I find myself in Indianapolis today to attend CCCC 2014. I present this afternoon, in fact, something about which I am just a bit nervous. I should be okay, though; I have done this kind of thing before, and in front of large audiences, and I will again (in a couple months, actually, and a couple months after that). But I have not presented on a composition-related topic in some time, not since 2006, so I am a bit concerned that I am out of practice.

Cs is a hell of a place to come back in.

Those who know me professionally outside of my coworkers know me as a medievalist and fantasist; they know that I study the languages and literatures of England from the Anglo-Saxon invasion through the ascent of the Tudors to the English throne as well as that body of literature of which Tolkien is the touchstone and which so self-consciously borrows from and misappropriates the older works. It might be wondered at, then, that I, who am not a rhetorician or a compositionist, would attend what is perhaps the most important conference those groups have in the United States. I present on literature at the South Central Modern Language Association conference, and I present on the medieval at the International Congress on Medieval Studies. This year, I am presenting on a quirk in a group of texts at the Evil Incarnate conference in Cleveland (which still sounds like a hell of a time*). Why, then, do I feel the need to go out among the compositionists and rhetoricians?
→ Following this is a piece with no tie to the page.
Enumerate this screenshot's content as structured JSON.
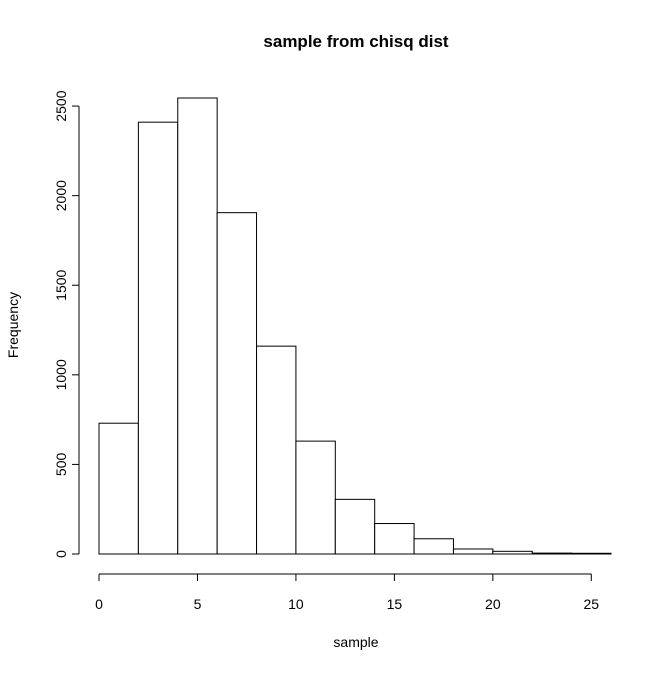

The answer is that most of the work I do to support my ability to do The Work is in the composition classroom. Most of the teaching I do is of writing classes--and even my literature classes end up offering explicit writing instruction. It is not to be wondered at that I would immerse myself in the newest research and best practices in the field in which I work; I am a professor, and I am a professional, so I want to know as much about the work I am asked to do as can be known, that I may do the best job of that work as can be done.

What is really to be wondered at is that more people do not do as I do. I am hardly the only person whose area of study is literary who ends up teaching more writing than reading; the nature of the job market in the academic humanities is such that the composition course offers the only chance at something resembling steady employment for most in the field. (Not that it is terribly stable; composition classes show enrollment fluctuation, and so those who teach them are those most likely to be kept contingent so that they can be the more easily dismissed or released when numbers are down.) Most who teach literature also teach writing. Certainly they require that writing be good. They ought therefore to be invested in the development of proficient writers--and that means continuing to train such that they can assist in that development.

I do not know how many of them I am going to see today.

*I am a dad. I get to make dad jokes.